An outlier is a data point that differs significantly from other observations. Outliers can be caused by variability in the data or measurement error. In this case, Jessica Jones’ income is so much higher than the others that it is likely an error, such as an extra digit being added.

Outliers can skew statistical measures like the mean average. If this outlier value was included, it would dramatically increase the calculated average income for the county and give an inaccurate result.

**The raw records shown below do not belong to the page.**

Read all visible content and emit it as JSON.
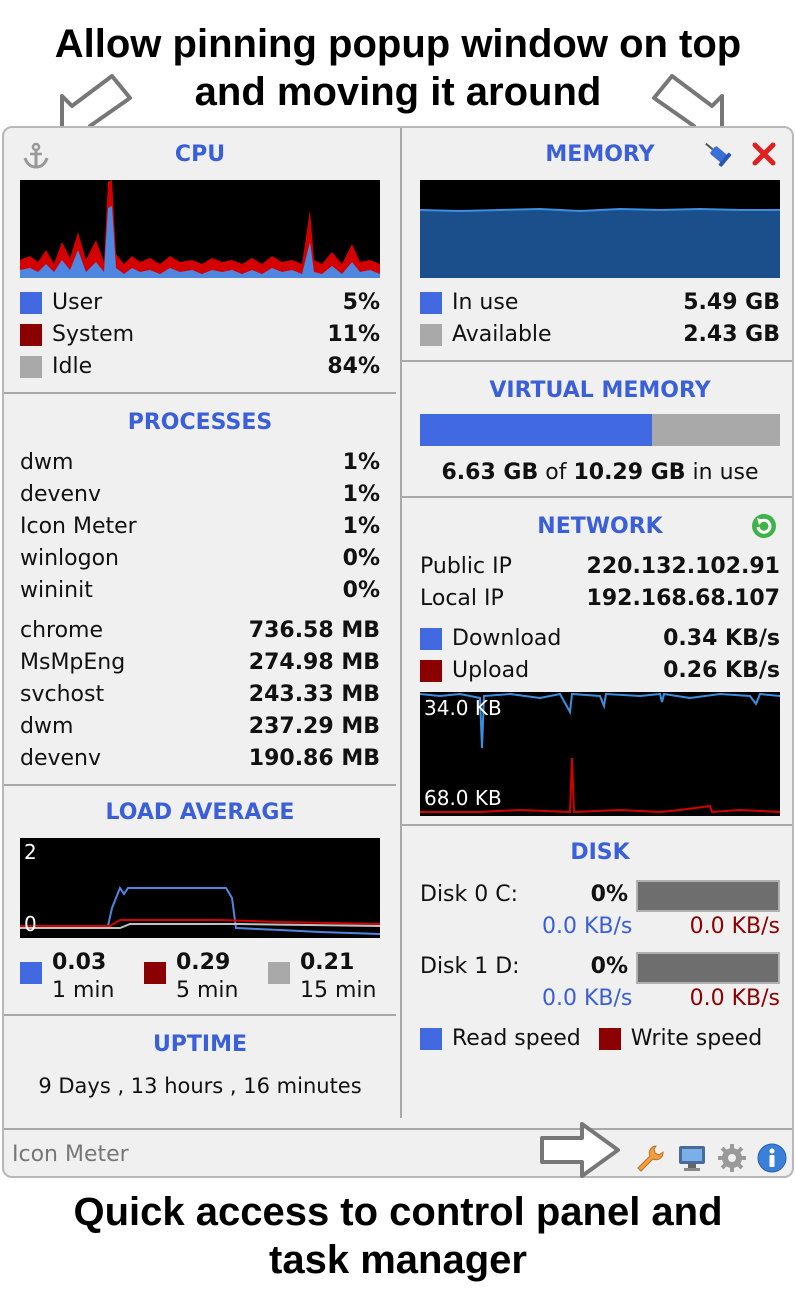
{
  "captions": {
    "top_line1": "Allow pinning popup window on top",
    "top_line2": "and moving it around",
    "bottom_line1": "Quick access to control panel and",
    "bottom_line2": "task manager"
  },
  "colors": {
    "accent": "#3a5fd8",
    "user": "#4169e1",
    "system": "#8b0000",
    "idle": "#a9a9a9"
  },
  "cpu": {
    "title": "CPU",
    "rows": [
      {
        "label": "User",
        "value": "5%"
      },
      {
        "label": "System",
        "value": "11%"
      },
      {
        "label": "Idle",
        "value": "84%"
      }
    ]
  },
  "memory": {
    "title": "MEMORY",
    "rows": [
      {
        "label": "In use",
        "value": "5.49 GB"
      },
      {
        "label": "Available",
        "value": "2.43 GB"
      }
    ]
  },
  "virtual_memory": {
    "title": "VIRTUAL MEMORY",
    "used": "6.63 GB",
    "of": "of",
    "total": "10.29 GB",
    "suffix": "in use",
    "fraction": 0.644
  },
  "processes": {
    "title": "PROCESSES",
    "cpu": [
      {
        "name": "dwm",
        "value": "1%"
      },
      {
        "name": "devenv",
        "value": "1%"
      },
      {
        "name": "Icon Meter",
        "value": "1%"
      },
      {
        "name": "winlogon",
        "value": "0%"
      },
      {
        "name": "wininit",
        "value": "0%"
      }
    ],
    "memory": [
      {
        "name": "chrome",
        "value": "736.58 MB"
      },
      {
        "name": "MsMpEng",
        "value": "274.98 MB"
      },
      {
        "name": "svchost",
        "value": "243.33 MB"
      },
      {
        "name": "dwm",
        "value": "237.29 MB"
      },
      {
        "name": "devenv",
        "value": "190.86 MB"
      }
    ]
  },
  "network": {
    "title": "NETWORK",
    "public_ip_label": "Public IP",
    "public_ip": "220.132.102.91",
    "local_ip_label": "Local IP",
    "local_ip": "192.168.68.107",
    "download_label": "Download",
    "download": "0.34 KB/s",
    "upload_label": "Upload",
    "upload": "0.26 KB/s",
    "graph_top": "34.0 KB",
    "graph_bottom": "68.0 KB"
  },
  "load_average": {
    "title": "LOAD AVERAGE",
    "graph_top": "2",
    "graph_bottom": "0",
    "items": [
      {
        "value": "0.03",
        "label": "1 min"
      },
      {
        "value": "0.29",
        "label": "5 min"
      },
      {
        "value": "0.21",
        "label": "15 min"
      }
    ]
  },
  "disk": {
    "title": "DISK",
    "disks": [
      {
        "label": "Disk 0 C:",
        "value": "0%",
        "read": "0.0 KB/s",
        "write": "0.0 KB/s"
      },
      {
        "label": "Disk 1 D:",
        "value": "0%",
        "read": "0.0 KB/s",
        "write": "0.0 KB/s"
      }
    ],
    "legend_read": "Read speed",
    "legend_write": "Write speed"
  },
  "uptime": {
    "title": "UPTIME",
    "value": "9 Days , 13 hours , 16 minutes"
  },
  "footer": {
    "title": "Icon Meter",
    "icons": [
      "wrench-icon",
      "monitor-icon",
      "gear-icon",
      "info-icon"
    ]
  }
}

Therefore, the analyst would need to cleanse the data by investigating this outlier and excluding or correcting it if it is determined to be an error.

The other options don’t apply:
A) The data set appears complete, with no missing information
C) There are no duplicate entries in the data
D) There are no missing/blank values that would require cleansing

So in summary, the best answer is B – the analyst needs to cleanse this data to deal with the outlier value that could skew their analysis of the average income. Identifying and handling outliers is an important data cleansing step to ensure accurate results.

CompTIA DA0-001 certification exam assessment practice question and answer (Q&A) dump including multiple choice questions (MCQ) and objective type questions, with detail explanation and reference available free, helpful to pass the CompTIA DA0-001 exam and earn CompTIA DA0-001 certification.